In many cases, police officers do have legal authority to search vehicles, and it is not always necessary to have a warrant in order to do so. Still, that does not mean that an officer can search your vehicle without probable cause or without your permission.
Refusing a search
You may understandably feel nervous if an officer pulls you over, and while you may think you have done nothing seriously wrong, you may still worry about getting a ticket for speeding or for having a brake light out. When the officer starts asking a lot of questions and peering inside your vehicle, you may become even more worried. If the officer wants to conduct a search, you should remember that you can refuse.
It can seem intimidating to refuse an officer’s request, but you have the legal right to do so. Even if you do not have anything you want to hide, you can still refuse the search. The officer may try to intimidate you by saying that refusing makes you look suspicious, but you do not have to give in.
Conducting a search
Of course, an officer may have the ability to conduct a vehicle search even without your consent.
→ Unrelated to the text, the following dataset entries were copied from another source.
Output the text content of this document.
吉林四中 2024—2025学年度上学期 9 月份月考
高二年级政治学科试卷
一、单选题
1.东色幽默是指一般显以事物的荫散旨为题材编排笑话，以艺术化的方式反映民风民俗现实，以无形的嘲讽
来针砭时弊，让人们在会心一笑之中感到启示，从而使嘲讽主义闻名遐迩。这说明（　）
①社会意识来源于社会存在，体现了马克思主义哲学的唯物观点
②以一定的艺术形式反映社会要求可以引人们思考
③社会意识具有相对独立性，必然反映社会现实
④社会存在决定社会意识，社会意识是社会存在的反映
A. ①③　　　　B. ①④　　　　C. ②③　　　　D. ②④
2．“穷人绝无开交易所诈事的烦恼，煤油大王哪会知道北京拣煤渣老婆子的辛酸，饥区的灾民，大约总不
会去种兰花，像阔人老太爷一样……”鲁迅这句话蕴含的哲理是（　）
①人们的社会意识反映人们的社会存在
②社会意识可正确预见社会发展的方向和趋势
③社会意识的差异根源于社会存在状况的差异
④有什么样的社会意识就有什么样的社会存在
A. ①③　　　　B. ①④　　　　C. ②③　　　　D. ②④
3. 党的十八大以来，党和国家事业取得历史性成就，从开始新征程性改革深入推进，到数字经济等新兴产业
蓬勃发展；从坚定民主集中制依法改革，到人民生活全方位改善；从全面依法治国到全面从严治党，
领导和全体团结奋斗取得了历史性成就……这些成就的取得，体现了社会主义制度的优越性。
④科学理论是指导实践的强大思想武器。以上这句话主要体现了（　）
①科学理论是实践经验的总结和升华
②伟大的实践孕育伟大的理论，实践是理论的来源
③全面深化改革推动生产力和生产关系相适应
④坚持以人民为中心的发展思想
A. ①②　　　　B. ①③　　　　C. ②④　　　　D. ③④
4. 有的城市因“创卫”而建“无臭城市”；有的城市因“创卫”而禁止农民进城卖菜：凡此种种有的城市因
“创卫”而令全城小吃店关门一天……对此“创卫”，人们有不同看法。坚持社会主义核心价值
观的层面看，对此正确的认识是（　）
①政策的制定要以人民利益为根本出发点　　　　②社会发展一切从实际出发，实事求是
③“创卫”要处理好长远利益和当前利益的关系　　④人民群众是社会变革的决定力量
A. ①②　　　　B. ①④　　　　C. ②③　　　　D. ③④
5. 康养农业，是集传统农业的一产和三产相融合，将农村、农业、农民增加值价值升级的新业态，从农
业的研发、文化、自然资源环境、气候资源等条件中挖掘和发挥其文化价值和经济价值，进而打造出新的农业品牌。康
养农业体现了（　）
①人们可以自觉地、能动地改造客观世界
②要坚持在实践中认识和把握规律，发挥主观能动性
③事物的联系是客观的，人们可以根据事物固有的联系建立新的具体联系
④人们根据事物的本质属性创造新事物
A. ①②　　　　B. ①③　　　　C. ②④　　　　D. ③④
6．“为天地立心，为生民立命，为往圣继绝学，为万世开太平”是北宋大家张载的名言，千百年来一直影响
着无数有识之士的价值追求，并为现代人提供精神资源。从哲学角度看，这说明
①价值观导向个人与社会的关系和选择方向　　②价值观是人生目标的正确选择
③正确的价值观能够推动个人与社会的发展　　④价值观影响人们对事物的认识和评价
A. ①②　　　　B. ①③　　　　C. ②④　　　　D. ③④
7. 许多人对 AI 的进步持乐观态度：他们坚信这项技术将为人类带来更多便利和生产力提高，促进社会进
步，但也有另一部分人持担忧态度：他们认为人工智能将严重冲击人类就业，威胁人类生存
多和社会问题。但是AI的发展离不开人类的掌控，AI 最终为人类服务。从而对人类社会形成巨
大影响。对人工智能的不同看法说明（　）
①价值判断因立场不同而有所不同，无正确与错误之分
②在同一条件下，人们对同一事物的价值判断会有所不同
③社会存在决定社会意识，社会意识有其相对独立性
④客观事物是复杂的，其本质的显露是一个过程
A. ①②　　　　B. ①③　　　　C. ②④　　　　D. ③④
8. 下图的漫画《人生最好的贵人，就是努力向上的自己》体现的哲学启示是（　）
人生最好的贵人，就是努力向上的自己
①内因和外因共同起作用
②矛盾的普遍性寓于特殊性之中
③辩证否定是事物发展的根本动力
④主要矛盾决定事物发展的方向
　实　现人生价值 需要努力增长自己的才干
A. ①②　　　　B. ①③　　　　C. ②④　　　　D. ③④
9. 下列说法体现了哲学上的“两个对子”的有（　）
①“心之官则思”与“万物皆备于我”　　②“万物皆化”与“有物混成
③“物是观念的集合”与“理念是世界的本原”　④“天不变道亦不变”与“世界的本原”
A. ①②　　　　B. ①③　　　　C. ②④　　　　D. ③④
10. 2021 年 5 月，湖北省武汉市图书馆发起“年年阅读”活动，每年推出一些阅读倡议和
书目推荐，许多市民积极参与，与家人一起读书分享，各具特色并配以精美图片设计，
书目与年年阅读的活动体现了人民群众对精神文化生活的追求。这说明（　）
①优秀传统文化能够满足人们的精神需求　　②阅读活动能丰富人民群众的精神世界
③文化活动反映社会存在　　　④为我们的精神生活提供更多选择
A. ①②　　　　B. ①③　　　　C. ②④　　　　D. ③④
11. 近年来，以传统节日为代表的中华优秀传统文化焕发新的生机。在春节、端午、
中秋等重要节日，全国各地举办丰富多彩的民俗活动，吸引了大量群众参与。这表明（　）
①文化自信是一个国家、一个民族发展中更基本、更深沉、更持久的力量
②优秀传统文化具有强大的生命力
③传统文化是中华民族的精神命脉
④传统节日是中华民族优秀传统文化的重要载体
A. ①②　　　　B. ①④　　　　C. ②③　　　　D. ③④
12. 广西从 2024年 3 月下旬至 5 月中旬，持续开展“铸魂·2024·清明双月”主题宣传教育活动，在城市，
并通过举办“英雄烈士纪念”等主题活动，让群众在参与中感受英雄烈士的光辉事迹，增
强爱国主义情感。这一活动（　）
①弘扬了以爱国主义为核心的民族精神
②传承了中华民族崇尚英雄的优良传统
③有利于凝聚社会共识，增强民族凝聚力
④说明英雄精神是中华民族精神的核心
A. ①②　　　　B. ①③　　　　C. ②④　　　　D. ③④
If an officer believes that you have something in your vehicle that could cause him or her harm, such as a concealed weapon, the officer may be able to perform a search. The officer may also have probable cause to search your vehicle if he or she sees evidence in plain sight, such as illegal substances, drug paraphernalia or open alcohol containers.
It can be tricky to fully understand and invoke your rights when you feel under pressure. If you end up pulled over by a police and the officer conducts a search that uncovers evidence that leads to your arrest, you will want to go over the details of that search with a criminal defense attorney. In some cases, officers may not properly follow the law, and if wrongdoing has occurred, that could play a major role in your defense against any formal allegations.